William Hurlbut, a consulting professor in the Program of Human Biology at Stanford University and another member of the President's Council on Bioethics, proposed another way to produce cloned human embryonic stem cells that right-to-lifers should not find morally objectionable. Hurlbut cited work by researcher Janet Rossant at Mount Sinai Hospital in Toronto in which she inactivated the cdx2 gene in mice. Once the cdx2 gene is inactivated, the mouse embryo cannot form a trophoblast—the tissues that grow into the placenta. However, embryonic stem cells do develop, although they cannot form an embryo. Hurlbut proposed an attempt to find similar genes that could be inactivated in the nuclei of adult human cells before they are installed in enucleated human eggs to produce cloned embryonic stem cells that are a genetic match for the person who donates the adult nucleus. (Transplanted cells and tissues produced by such therapeutic cloning would not be rejected by the donor's immune system.) Once the stem cells have been derived, the inactivated genes could be reactivated so that the stem cells could be used to produce normal transplantable cells and tissues.

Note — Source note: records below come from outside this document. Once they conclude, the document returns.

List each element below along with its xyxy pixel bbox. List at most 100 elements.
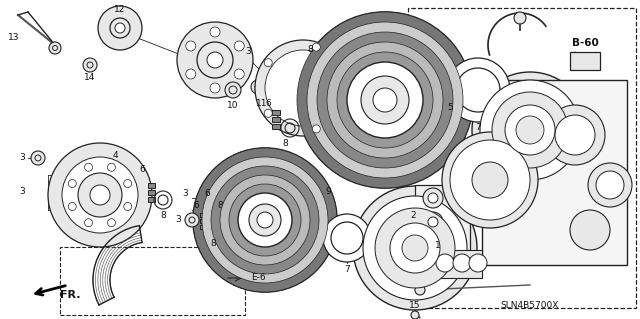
Circle shape [78,173,122,217]
Circle shape [249,204,281,236]
Text: 3: 3 [19,188,25,197]
Circle shape [516,116,544,144]
Circle shape [307,22,463,178]
Circle shape [423,188,443,208]
Bar [200,219,207,223]
Circle shape [115,23,125,33]
Circle shape [210,27,220,37]
Circle shape [337,52,433,148]
Bar [148,197,155,202]
Circle shape [48,143,152,247]
Circle shape [98,6,142,50]
Circle shape [347,62,423,138]
Circle shape [211,166,319,274]
Circle shape [264,109,272,117]
Circle shape [90,185,110,205]
Circle shape [390,223,440,273]
Text: 6: 6 [265,99,271,108]
Bar [272,117,280,122]
Bar [482,80,627,265]
Circle shape [234,41,244,51]
Circle shape [361,76,409,124]
Bar [148,183,155,188]
Bar [415,185,470,250]
Text: B-60: B-60 [572,38,598,48]
Circle shape [545,105,605,165]
Circle shape [428,237,438,247]
Text: 8: 8 [307,46,313,55]
Circle shape [514,12,526,24]
Text: 7: 7 [475,123,481,132]
Text: 14: 14 [84,73,96,83]
Circle shape [446,58,510,122]
Circle shape [428,217,438,227]
Text: 13: 13 [8,33,20,42]
Circle shape [446,61,454,69]
Circle shape [108,163,115,171]
Text: SLN4B5700X: SLN4B5700X [501,300,559,309]
Circle shape [193,148,337,292]
Text: 9: 9 [325,188,331,197]
Circle shape [472,72,588,188]
Bar [200,225,207,229]
Circle shape [207,52,223,68]
Text: 5: 5 [447,103,453,113]
Circle shape [108,219,115,227]
Circle shape [596,171,624,199]
Circle shape [570,210,610,250]
Text: 3: 3 [245,48,251,56]
Circle shape [480,80,580,180]
Text: 11: 11 [256,100,268,108]
Text: 8: 8 [217,201,223,210]
Circle shape [185,213,199,227]
Circle shape [363,196,467,300]
Circle shape [317,32,453,168]
Circle shape [323,214,371,262]
Bar [272,110,280,115]
Bar [200,213,207,217]
Text: 6: 6 [139,166,145,174]
Circle shape [31,151,45,165]
Circle shape [588,163,632,207]
Circle shape [84,163,93,171]
Bar [427,250,482,278]
Circle shape [238,193,292,247]
Circle shape [312,43,320,51]
Text: 1: 1 [435,241,441,249]
Text: 6: 6 [204,189,210,197]
Circle shape [555,115,595,155]
Circle shape [450,140,530,220]
Circle shape [62,157,138,233]
Circle shape [469,254,487,272]
Circle shape [177,22,253,98]
Circle shape [193,148,337,292]
Text: 3: 3 [19,153,25,162]
Circle shape [342,84,350,92]
Circle shape [202,157,328,283]
Circle shape [436,254,454,272]
Text: 3: 3 [182,189,188,197]
Text: 7: 7 [344,265,350,275]
Text: FR.: FR. [60,290,80,300]
Circle shape [124,203,132,211]
Text: 8: 8 [160,211,166,220]
Circle shape [472,162,508,198]
Text: 2: 2 [410,211,416,219]
Circle shape [220,175,310,265]
Circle shape [492,92,568,168]
Circle shape [68,180,76,188]
Circle shape [225,82,241,98]
Text: 7: 7 [477,166,483,174]
Circle shape [402,235,428,261]
Bar [408,8,636,308]
Circle shape [373,88,397,112]
Circle shape [257,212,273,228]
Text: E-6: E-6 [251,273,266,283]
Circle shape [186,69,196,79]
Text: 4: 4 [112,151,118,160]
Circle shape [411,311,419,319]
Circle shape [210,83,220,93]
Text: 3: 3 [175,216,181,225]
Circle shape [415,285,425,295]
Circle shape [442,132,538,228]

"This process does not involve the creation of an embryo that is then altered to transform it into a non-embryonic entity," explained Hurlbut. "Rather the proposed genetic alteration is accomplished ab initio, the entity is brought into existence with a genetic structure insufficient to generate a human embryo."

Will this research reduce the number of embryos populating heaven? Who knows? But these options offer a possible way around the moral blockades that impede promising biomedical research on human embryonic stem cells. Should we halt current human embryonic stem-cell research while these possible new avenues of research are being explored? Absolutely not. That would be surrendering to the moral bullying of a minority that wants to halt promising medical research that could cure millions on theological grounds that many of their fellow citizens do not share.